C’est quelque-chose qui s’anticipe énormément, puisque j’ai su assez vite que j’allais devoir jouer pendant que ma mise-en-scène se jouerait aussi, en même temps. La mise-en-scène, ce n’est pas le même travail. C’est un travail qui se fait vraiment en amont, le jeu c’est quelque-chose qui se prolonge même dans l’instant. C’est-à-dire qu’il y a le travail des répétitions mais, aussi, pendant la représentation, il faut être là, extrêmement présent, et le travail continue. La mise-en-scène, je dirais qu’il faut aussi laisser respirer. C’est à dire qu’on a livré un travail, il faut laisser à ses comédiens la possibilité de l’éprouver. Je suis très bienveillant. J’essaie de les accompagner, mais je ne suis pas omniprésent, sur ma mise-en-scène. C’est un exercice qui s’apprend, assez sympathique, assez fatiguant, puisqu’on aimerait être partout à la fois, mais qu’on ne peut pas et c’est normal. C’est très plaisant. J’ai beaucoup de plaisir à jouer aussi, le soir. Ça me permet de « lâcher le bébé » du « Monte-plats », de les laisser libres et de m’occuper d’autre-chose. Ce n’est pas plus mal, finalement.
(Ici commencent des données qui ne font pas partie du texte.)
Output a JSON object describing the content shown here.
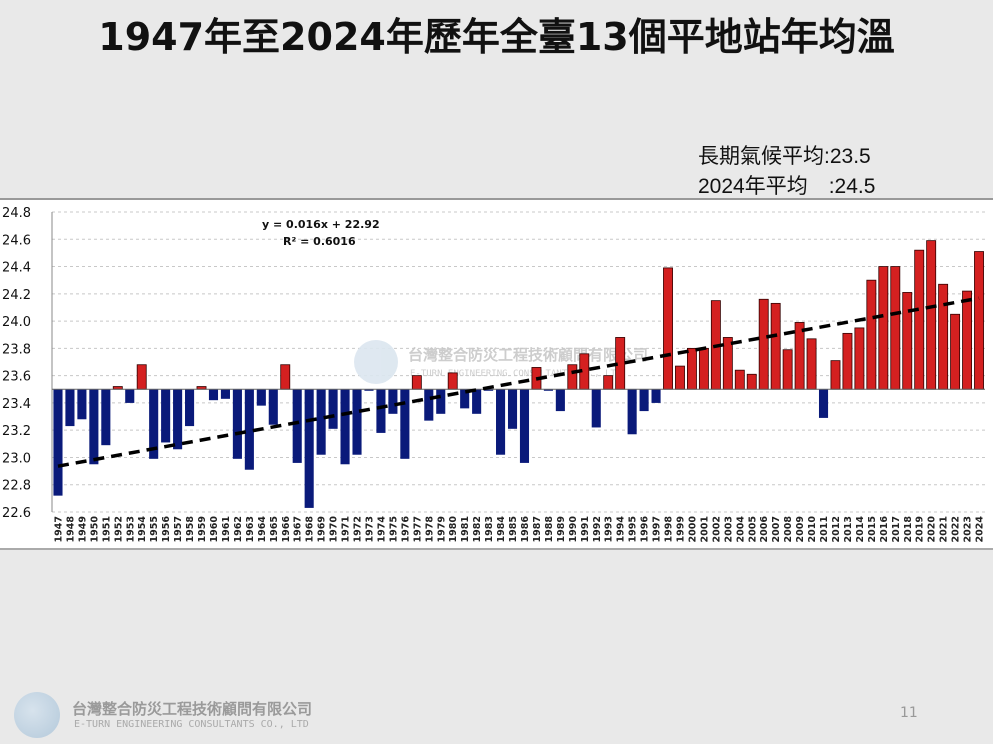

Vous n’êtes donc pas pour la théorie du metteur-en-scène omnipotent !

Pas du tout. Je pense que c’est très toxique, personnellement, pour un spectacle. Je ne dis pas qu’il ne doive pas être présent, jamais ; moi-même étant comédien, je pense que j’ai besoin de mon metteur-en-scène, bien sûr, mais je pense que je n’en ai pas besoin systématiquement. J’ai besoin d’éprouver les choses, de les ressentir, avant de le solliciter, avant d’en avoir besoin tout le temps.

Pourquoi avoir choisi de montrer le théâtre de Harold Pinter, dramaturge contemporain britannique, et pourquoi cette œuvre en particulier : qu’ont-ils, pour vous, de singulier ? 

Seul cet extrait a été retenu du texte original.